Space is equivalent to the space bar

cr is carriage return

lf is line feed

cells with blank entries are undefined for international communications, but may have meaning within one country.

== Marking ==
After the five bit characters are extended to seven bit, the polarity may be inverted to form a marking pattern, either every fourth or every eighth character has its 0s and 1s (space and mark elements) transposed. There is also a variation with a cycle length of five characters, to be used when encrypters are in-line.

== Transmission ==
The seven bits resulting are converted from parallel to serial, sending the left-most element first, and then modulated onto a radio carrier, using frequency-shift keying. Standard baud rates are 48, 64, 72, 86, 96, 144, and 192 baud.

== Repeat request ==
When an error is detected in a character received, an RQ symbol is sent, along with a repetition of the last characters in the cycle. When an RQ is received, another RQ is sent along with repeated characters starting from the one flagged as having a problem. The repeated characters would be three in the four character cycle, and seven in the eight character cycle. For the five character cycle, three characters are repeated after two RQ characters. For encrypted characters streams, it is very important to get the position in the sequence precisely correct, and it cannot afford to make a mistake with repeated data.

== Variants ==
Different variants of ARQ-E include ARQ-E3, which uses a different alphabet, ITA3 as in ARQ-M. ARQ-E3 can also be called CCIR 519. ITU standard F.519 introduces this as a variant of ARQ-M, but with one channel. Standard bit rates are 48, 72 and 96 baud.

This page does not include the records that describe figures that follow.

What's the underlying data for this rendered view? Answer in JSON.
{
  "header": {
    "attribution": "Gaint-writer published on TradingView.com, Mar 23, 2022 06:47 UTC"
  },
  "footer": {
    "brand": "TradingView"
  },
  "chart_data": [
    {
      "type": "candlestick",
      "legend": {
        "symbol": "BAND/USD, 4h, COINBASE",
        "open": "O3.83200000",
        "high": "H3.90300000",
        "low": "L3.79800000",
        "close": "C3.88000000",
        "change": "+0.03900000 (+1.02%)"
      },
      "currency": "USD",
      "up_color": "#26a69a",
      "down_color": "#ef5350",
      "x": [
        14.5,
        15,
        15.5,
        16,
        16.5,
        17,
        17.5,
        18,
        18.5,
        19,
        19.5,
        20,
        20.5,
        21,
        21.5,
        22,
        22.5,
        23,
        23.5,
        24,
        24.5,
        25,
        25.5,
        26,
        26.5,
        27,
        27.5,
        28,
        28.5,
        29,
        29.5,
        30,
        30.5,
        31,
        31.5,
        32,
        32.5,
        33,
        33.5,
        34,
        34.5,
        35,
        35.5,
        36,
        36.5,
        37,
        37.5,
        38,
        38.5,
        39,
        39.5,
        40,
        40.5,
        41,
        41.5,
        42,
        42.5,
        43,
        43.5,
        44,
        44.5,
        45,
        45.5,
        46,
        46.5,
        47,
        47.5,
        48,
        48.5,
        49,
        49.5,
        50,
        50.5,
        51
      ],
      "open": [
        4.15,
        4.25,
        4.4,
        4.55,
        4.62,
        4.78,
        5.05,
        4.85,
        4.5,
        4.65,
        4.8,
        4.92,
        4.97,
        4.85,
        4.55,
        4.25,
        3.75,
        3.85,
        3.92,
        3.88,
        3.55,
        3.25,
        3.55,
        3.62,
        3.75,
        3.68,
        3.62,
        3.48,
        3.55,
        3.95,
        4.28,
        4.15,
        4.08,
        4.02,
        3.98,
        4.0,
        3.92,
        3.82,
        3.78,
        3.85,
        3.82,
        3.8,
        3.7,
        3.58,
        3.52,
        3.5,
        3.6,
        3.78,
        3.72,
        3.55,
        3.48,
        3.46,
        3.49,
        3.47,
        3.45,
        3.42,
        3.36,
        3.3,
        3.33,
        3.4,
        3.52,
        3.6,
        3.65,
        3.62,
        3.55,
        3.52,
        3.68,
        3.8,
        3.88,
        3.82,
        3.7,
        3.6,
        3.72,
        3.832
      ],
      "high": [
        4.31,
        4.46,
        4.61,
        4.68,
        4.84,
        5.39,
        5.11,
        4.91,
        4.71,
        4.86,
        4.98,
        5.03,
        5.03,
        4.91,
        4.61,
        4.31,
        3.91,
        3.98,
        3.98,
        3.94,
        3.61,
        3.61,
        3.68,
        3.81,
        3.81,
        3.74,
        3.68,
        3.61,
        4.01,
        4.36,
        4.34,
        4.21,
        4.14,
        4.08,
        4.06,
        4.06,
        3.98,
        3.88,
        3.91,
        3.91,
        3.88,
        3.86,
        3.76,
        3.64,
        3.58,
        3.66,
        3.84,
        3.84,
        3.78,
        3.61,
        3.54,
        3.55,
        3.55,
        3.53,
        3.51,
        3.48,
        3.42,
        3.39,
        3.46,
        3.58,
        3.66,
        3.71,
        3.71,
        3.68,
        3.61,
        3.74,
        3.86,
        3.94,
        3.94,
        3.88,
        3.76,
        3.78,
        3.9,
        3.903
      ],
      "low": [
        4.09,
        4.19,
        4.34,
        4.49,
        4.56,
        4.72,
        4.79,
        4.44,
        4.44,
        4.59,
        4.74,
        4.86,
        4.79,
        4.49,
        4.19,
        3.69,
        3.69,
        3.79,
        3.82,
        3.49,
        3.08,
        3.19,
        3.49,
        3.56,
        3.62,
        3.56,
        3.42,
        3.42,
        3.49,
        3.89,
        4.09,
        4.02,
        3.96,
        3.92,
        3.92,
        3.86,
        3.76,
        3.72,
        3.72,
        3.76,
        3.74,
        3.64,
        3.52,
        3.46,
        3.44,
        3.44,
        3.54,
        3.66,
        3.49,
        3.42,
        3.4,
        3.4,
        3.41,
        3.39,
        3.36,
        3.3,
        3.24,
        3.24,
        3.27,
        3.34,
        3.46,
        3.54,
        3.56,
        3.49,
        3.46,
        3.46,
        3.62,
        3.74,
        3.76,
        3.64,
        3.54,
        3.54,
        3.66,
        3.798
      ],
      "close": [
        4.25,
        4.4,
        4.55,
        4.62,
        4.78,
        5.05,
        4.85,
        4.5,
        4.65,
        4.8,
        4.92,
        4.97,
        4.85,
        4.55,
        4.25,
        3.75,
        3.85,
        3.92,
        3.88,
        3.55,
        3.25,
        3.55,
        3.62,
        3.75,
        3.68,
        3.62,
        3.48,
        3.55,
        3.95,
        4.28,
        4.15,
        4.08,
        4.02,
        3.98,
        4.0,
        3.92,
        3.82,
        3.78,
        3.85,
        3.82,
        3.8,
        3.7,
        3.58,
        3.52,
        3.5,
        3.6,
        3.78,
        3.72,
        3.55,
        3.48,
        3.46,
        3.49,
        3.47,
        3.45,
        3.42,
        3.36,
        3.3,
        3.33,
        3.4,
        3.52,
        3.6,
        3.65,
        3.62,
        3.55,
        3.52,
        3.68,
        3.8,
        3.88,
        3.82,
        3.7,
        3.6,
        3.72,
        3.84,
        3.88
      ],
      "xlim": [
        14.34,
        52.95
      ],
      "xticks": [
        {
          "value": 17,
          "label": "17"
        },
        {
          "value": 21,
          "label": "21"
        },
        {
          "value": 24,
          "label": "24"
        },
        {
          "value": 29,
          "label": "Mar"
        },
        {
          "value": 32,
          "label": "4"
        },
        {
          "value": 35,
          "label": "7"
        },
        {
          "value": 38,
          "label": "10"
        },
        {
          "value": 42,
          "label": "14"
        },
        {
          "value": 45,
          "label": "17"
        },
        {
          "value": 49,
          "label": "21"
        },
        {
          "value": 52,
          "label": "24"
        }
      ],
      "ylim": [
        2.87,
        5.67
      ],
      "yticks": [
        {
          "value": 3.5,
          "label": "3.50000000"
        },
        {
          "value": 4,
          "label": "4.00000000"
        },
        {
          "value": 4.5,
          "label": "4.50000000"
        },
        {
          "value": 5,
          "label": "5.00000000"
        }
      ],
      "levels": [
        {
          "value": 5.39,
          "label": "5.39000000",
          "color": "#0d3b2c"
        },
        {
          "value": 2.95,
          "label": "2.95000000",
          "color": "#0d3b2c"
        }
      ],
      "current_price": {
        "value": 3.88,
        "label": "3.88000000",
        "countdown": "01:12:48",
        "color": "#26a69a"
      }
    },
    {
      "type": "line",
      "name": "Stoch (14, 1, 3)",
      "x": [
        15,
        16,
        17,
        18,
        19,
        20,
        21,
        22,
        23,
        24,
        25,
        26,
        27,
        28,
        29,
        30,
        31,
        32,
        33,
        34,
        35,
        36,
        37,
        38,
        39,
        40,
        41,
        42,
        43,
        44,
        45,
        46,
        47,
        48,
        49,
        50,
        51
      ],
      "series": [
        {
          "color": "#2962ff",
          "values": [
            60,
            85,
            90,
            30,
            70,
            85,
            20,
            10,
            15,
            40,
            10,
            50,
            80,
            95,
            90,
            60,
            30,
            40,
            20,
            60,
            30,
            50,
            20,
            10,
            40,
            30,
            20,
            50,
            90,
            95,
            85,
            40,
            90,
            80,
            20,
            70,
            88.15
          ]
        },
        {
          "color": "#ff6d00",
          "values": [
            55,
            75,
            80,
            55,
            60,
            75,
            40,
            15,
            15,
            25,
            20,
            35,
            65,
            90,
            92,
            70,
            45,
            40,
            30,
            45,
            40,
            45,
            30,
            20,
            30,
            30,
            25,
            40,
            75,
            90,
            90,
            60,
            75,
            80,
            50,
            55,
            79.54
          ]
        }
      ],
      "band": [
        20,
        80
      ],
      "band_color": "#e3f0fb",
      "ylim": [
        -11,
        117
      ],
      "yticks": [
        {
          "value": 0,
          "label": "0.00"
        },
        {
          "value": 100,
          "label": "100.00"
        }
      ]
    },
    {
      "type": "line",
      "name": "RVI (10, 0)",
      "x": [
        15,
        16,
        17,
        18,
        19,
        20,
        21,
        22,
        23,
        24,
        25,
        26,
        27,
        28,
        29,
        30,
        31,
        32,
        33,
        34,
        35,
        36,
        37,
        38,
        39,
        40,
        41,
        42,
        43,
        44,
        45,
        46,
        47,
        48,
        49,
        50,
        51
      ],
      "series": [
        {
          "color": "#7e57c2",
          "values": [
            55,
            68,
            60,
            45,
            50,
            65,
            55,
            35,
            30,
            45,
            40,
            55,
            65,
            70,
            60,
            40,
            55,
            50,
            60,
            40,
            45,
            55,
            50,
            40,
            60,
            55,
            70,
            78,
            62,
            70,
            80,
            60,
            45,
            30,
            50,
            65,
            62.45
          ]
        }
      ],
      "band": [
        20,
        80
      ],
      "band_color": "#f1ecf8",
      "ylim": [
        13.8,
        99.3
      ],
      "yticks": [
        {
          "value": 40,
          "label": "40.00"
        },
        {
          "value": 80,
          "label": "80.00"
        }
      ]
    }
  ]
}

ARQ-N is similar to ARQ-E but there is no marking pattern.

== Monitoring ==
Software is available for professionals and hobbyists to receive and decode utility transmissions that use ARQ-E. Software includes go2MONITOR which can handle the variants and multipsk, the Rohde & Schwarz GX401DC, the Hoka Code2-32P, and Code200-32, Wavecom, the WiNRADiO Universal FSK Decoder. Early software included Radioraft.